Mitigation of yield-scaled greenhouse gas emissions from irrigated rice through Azolla, Blue-green algae, and plant growth–promoting bacteria

Irrigated transplanted flooded rice is a major source of methane (CH₄) emission. We carried out experiments for 2 years in irrigated flooded rice to study if interventions like methane-utilizing bacteria, Blue-green algae (BGA), and Azolla could mitigate the emission of CH₄ and nitrous oxide (N₂O) and lower the yield-scaled global warming potential (GWP).
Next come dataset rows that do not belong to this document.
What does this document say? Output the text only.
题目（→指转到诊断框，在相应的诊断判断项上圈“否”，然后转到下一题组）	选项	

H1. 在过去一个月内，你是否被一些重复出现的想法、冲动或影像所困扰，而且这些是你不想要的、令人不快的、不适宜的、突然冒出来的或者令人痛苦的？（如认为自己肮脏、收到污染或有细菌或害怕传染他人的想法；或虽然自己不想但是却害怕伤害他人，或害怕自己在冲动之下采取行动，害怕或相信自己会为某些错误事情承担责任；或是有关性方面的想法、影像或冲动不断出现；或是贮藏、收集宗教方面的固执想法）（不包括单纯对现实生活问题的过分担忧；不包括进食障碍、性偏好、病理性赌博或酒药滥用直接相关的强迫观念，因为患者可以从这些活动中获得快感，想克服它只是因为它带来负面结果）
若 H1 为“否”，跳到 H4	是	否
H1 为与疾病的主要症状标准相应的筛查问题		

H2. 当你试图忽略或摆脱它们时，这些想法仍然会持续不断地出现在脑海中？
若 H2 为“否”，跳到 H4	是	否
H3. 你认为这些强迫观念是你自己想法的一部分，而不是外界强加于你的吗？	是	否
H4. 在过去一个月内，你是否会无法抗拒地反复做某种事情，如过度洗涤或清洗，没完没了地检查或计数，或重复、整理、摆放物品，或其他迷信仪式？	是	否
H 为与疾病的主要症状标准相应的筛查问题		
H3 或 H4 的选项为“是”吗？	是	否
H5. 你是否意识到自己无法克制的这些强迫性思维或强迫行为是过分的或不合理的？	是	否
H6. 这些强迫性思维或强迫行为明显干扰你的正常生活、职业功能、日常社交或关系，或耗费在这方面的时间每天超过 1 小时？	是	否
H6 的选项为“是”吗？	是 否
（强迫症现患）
The experiment included nine treatments: T₁ (120 kg N ha⁻¹ urea), T₂ (90 kg N ha⁻¹ urea + 30 kg N ha⁻¹ fresh Azolla), T₃ (90 kg N ha⁻¹ urea + 30 kg N ha⁻¹ Blue-green algae (BGA), T₄ (60 kg N ha⁻¹ urea + 30 kg N ha⁻¹ BGA + 30 kg N ha⁻¹ Azolla, T₅ (120 kg N ha⁻¹ urea + Hyphomicrobium facile MaAL69), T₆ (120 kg N ha⁻¹ by urea + Burkholderia vietnamiensis AAAr40), T₇ (120 kg N ha⁻¹ by urea + Methylobacteruim oryzae MNL7), T₈ (120 kg N ha⁻¹ urea + combination of Burkholderia AAAr40, Hyphomicrobium facile MaAL69, Methylobacteruim oryzae MNL7), and T₉ (no N fertilizer). Maximum decrease in cumulative CH₄ emission was observed with the application of Methylobacteruim oryzae MNL7 in T₇ (19.9%), followed by Azolla + BGA in T₄ (13.2%) as compared to T₁ control. N₂O emissions were not significantly affected by the application of CH₄-oxidizing bacteria. However, significantly lower (P<0.01) cumulative N₂O emissions was observed in T₄ (40.7%) among the fertilized treatments. Highest yields were observed in Azolla treatment T₂ with 25% less urea N application. The reduction in yield-scaled GWP was at par in T₄ (Azolla and BGA) and T₇ (Methylobacteruim oryzae MNL7) treatments and reduced by 27.4% and 15.2% in T₄ and T₇, respectively, as compared to the T₁ (control). K-means clustering analysis showed that the application of Methylobacteruim oryzae MNL7, Azolla, and Azolla + BGA can be an effective mitigation option to reduce the global warming potential while increasing the yield.